殺藻効果が確認された本発明のタンパク質分解酵素のアミノ酸配列(配列番号:1)に基づいて、多様な海洋微生物のアミノ酸配列をNCBI Blastを利用して分析した結果、図13に示すように、フラボバクテリュウム・ジョンソニエUW101(ZP_01247095、配列番号:4)、クロセイバクター・アトランチカスHTCC2559(ZP_00951344、配列番号:5)及びリューエンホキエラ・ブランデンシスMED217(ZP_01059780、配列番号:6)と80%以上の遺伝子被覆率で40%以上の同一性を示し、特に、プロセッシング・ペプチド以後の成熟したプロテアーゼ部分は50%以上の高い相同性を示した。また、図14に示すように、コルディア・アルジシダのKAOT1_11562遺伝子(配列番号:7)とも高い相同性を示した。
配列番号:1の殺藻活性タンパク質分解酵素と相同性を示す殺藻活性タンパク質を発現させるために、下記表4のプライマーの組合せ、及び鋳型としてそれぞれ配列番号:4乃至7のアミノ酸配列を有するタンパク質をコーディングする遺伝子(配列番号:8乃至11)を使用したことを除き、前記実施例5と同様の方法でPCRを行い、その結果を図15に示した。
フラボバクテリュウム・ジョンソニエUW101(ZP_01247095、配列番号:4)、クロセイバクター・アトランチカスHTCC2559(ZP_00951344、配列番号:5)、リューエンホキエラ・ブランデンシスMED217(ZP_01059780、配列番号:6)、コルディア・アルジシダのKAOT1_11562遺伝子(配列番号:7)で製造されたタンパク質の殺藻活性を確認するために、実施例2で準備したコックロディニウム・ポリクリコイデス、タラシオシラ種、ヘテロシグマ・アカシオ、スケレトネマ・コスタータム、アレキサンドリウム種、キートセロス、ギムノディニウム属の培養液に前記タンパク質(100μg/ml)50μlを添加した。24時間後に一括的にルゴールヨード溶液(1%)を利用して前記培養液を染色した後、細胞数を測定し、タンパク質分解酵素の添加されていない対照群とタンパク質分解酵素の添加された実験群(実験群1及び実験群2)との細胞数及び抑制程度を比較し、その結果、コックロディニウム・ポリクリコイデス、タラシオシラ種、ヘテロシグマ・アカシオ、スケレトネマ・コスタータム、アレキサンドリウム種、キートセロス、ギムノディニウム属に対しても効果があるということが確認された。
Claims (11)
- 配列番号:1、4、7、26及び27のうち何れか一つのアミノ酸配列を有する殺藻活性タンパク質分解酵素。

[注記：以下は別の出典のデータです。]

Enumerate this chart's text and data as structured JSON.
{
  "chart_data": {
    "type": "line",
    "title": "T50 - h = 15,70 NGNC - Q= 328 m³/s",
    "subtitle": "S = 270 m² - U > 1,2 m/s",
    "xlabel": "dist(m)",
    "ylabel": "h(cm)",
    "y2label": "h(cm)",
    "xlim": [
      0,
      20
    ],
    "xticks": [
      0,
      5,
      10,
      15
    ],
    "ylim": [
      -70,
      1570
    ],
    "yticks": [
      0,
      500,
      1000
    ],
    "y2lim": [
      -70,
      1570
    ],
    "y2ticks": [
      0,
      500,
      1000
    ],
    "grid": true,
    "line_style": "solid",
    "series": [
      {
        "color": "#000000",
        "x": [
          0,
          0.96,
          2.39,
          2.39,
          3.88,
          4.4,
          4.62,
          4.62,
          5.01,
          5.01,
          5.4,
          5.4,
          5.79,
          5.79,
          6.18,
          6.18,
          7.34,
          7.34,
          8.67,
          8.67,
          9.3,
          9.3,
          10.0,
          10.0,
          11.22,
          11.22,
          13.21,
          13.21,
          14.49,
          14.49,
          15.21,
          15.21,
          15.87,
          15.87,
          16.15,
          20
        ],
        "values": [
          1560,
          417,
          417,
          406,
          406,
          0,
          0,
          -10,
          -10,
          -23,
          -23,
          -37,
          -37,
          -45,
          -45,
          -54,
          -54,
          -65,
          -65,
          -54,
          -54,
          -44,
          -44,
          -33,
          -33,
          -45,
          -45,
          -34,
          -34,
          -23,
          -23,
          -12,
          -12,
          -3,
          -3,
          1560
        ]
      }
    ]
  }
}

- 前記殺藻活性タンパク質分解酵素が配列番号:26のアミノ酸配列を有することを特徴とする請求項1に記載の殺藻活性タンパク質分解酵素。
- 前記殺藻活性タンパク質分解酵素が配列番号:27のアミノ酸配列を有することを特徴とする請求項1に記載の殺藻活性タンパク質分解酵素。
- 請求項1に記載のタンパク質分解酵素をコーディングするヌクレオチド。
- 配列番号:2、8、11、28及び29のうち何れか一つの塩基配列を有することを特徴とする請求項4に記載のヌクレオチド。
- 前記ヌクレオチドが配列番号:28の塩基配列を有することを特徴とする請求項5に記載のヌクレオチド。
- 前記ポリヌクレオチドが配列番号:29の塩基配列を有することを特徴とする請求項5に記載のヌクレオチド。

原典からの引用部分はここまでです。